While I may have missed out on Monday Night Combat, I felt right at home with the sequel, Super Monday Night Combat, a MOBA inspired third-person shooter with an over the top style similar to Team Fortress 2. Not only did its intense action draw me in, but it also drew a crowd.
I’ve played quite a few MOBA inspired games on the PAX East show floor and each have had their strengths, but Super Monday Night Combat seems to be the clear-cut favorite in terms of games likely to capture a dedicated following, thanks to the familiarity of both the original and the third person shooter genre.
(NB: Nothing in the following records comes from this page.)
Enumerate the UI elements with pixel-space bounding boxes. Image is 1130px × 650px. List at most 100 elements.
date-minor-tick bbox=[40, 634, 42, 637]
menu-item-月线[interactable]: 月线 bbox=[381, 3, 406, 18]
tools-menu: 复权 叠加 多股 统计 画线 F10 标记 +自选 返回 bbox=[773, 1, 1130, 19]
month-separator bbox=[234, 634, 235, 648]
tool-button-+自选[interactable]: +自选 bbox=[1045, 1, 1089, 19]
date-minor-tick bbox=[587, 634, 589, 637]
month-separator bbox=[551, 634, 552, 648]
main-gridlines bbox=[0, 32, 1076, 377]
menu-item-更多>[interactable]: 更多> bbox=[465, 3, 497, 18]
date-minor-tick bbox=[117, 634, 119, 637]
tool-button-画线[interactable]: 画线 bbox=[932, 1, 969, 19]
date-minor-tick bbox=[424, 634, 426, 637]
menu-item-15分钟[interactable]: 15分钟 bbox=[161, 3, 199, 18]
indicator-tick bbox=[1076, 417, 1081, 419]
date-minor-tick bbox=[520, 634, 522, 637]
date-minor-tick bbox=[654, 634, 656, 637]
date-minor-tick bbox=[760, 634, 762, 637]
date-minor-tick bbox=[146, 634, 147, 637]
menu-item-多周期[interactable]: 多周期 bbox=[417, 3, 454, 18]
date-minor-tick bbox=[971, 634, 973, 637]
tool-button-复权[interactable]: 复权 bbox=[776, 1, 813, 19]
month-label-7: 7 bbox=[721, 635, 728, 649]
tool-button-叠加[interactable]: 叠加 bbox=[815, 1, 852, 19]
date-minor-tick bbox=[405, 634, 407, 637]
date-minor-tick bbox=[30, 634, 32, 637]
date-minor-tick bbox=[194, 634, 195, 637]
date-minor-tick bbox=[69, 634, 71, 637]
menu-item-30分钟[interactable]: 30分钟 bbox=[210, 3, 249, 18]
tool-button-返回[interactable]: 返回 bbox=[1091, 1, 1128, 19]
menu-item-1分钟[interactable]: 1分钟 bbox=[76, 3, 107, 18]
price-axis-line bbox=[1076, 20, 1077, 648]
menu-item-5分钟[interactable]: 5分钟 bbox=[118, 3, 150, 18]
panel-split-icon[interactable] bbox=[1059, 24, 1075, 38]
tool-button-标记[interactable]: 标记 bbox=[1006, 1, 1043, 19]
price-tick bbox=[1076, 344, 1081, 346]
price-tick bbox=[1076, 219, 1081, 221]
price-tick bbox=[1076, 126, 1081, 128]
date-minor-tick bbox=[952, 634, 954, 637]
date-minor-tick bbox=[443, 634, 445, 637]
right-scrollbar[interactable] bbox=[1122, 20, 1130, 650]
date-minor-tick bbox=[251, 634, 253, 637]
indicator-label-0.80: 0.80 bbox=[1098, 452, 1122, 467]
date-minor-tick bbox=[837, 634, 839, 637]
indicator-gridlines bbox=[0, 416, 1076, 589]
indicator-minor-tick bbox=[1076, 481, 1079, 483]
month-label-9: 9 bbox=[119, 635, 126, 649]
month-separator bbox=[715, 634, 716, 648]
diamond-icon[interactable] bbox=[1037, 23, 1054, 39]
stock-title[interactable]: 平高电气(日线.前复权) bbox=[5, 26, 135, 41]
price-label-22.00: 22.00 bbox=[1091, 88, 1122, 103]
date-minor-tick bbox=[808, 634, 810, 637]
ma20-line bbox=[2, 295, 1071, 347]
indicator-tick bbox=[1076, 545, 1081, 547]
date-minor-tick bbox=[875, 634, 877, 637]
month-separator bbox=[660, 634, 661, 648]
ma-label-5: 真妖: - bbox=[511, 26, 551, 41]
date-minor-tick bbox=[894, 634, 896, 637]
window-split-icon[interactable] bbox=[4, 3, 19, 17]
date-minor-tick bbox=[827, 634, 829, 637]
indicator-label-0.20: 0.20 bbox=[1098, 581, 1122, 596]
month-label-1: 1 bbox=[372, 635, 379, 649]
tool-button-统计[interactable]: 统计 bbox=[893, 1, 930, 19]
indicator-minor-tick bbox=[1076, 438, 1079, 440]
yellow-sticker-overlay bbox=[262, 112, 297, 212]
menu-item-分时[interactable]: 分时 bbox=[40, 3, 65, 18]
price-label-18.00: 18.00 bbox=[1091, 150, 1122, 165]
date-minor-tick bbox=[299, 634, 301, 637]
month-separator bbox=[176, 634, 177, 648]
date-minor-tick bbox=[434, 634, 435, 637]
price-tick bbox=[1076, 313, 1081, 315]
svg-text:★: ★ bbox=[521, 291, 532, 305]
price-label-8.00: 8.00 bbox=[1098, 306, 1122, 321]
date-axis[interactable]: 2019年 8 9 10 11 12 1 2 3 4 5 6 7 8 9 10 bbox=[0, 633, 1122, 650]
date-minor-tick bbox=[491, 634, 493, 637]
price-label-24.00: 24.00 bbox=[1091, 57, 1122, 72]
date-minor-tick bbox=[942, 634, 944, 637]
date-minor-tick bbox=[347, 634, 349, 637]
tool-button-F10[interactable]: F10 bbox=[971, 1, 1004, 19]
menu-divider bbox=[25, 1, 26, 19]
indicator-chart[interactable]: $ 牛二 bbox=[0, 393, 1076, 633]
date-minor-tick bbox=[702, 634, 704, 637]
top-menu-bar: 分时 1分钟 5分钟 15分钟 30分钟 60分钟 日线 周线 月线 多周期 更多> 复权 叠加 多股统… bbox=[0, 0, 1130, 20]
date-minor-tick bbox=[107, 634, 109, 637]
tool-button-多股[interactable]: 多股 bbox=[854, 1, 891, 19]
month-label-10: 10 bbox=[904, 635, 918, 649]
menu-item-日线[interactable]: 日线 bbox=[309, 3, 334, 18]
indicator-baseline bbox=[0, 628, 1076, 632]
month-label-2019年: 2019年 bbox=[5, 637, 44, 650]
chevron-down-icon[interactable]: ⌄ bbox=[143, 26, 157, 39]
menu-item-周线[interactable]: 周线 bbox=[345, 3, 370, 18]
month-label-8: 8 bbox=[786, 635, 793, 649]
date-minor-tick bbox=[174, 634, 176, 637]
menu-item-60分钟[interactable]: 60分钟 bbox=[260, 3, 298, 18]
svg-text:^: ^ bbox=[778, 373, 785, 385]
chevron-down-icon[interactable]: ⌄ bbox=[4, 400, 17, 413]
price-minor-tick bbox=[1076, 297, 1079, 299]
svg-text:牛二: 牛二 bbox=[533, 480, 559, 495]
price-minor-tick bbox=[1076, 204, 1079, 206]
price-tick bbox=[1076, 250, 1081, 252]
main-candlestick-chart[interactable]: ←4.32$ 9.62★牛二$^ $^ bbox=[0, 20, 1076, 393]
Its combination of team based shooters and MOBA inspired tower defense games prove that there’s plenty to love in Super Monday Night Combat.
Gameplay is simple enough: two teams will face off in an attempt to destroy the other team’s base. Aside from your human opponents, there will also be bots, or creeps if you prefer to think of them that way, that will march onward to battle. In order to gain experience, you’ll need to kill both them and the enemy team. Once dead, bots will drop coins, which you’ll actually have to pick up, a mechanic that purists may not enjoy but it does add to the fast paced nature of the game. In a nice twist, you’re able to purchase the bots you’d like to spawn, as well as occasionally attack an object called the Annihilatior, which will wipe out the enemy team’s bots and can really help turn the tide of an evenly matched game.
When talking with the developers from Ubernet, I get the sense that they’ve wanted to streamline the experience and make things easier to get into. This is evident, but some work does need to be done. The game will undergo a switch to more of a free to play model with a rotating cast of usable characters. The demo offered up a wide range of characters, both new and old. I chose the gunslinger and went into battle, using a combination of sniping, pistols, and skills into battle. Veterans of Team Fortress 2 will feel right at home, though combat mechanics had more of a Borderlands feel to them; shooting enemies required repeated attacks, even headshots, and I was never able to really come close to one shotting someone. While this prevents skilled players from sniping off the heads of newbies, there is a bit of a difficulty curve to get acclimated into the game. Each character has three different skills they’re able to use, but the game never really did a good job explaining on what exactly they do, or their appropriate animations never made it clear what was going on. One of my skills as to have a cone of bullets stream out in front of me, but I never comprehended if I was doing things right.
The game’s emphasis is strictly on destroying the opposition’s Moneyball, meaning that while yes, it is effective to mow down enemy players, buying bots and destroying those of the other team’s is equally as important, if not more. My team learned this the hard way, as our failure to attack the base resulted in a chance for the opposing team to bring in reinforcements. This layer of controlled strategy, specifically being able to control your creeps, allows you to set up a serious ambush on unsuspecting team. It requires you to plan everything out and constantly has you thinking “do we have more bots to spawn? When dies the anhiliator spawn? Can we make an effective push?”
This combination between, say, Team Fortress 2 and Defense of the Ancients creates somewhat of a unique experience. Sure, I had all the glory for my team with an impressive KDR, but it was all for naught. Whenever I play Heroes of Newerth, very rarely do I have a +3 KDR and still lose; Ubernet has clearly put all emphasis on more of a team oriented game, which may be something you’ll need to get used to. Where as Team Fortress 2 is also a team oriented game, I felt more of an urge to work together for the common objective with Super Monday Night Combat. While my time with the demo was short, I still had fun and our match had impressed enough to be given a standing ovation by the audience watching us. The game is currently in beta, so when we get more hands on with it, we’ll be sure to let you know how it’s progressing.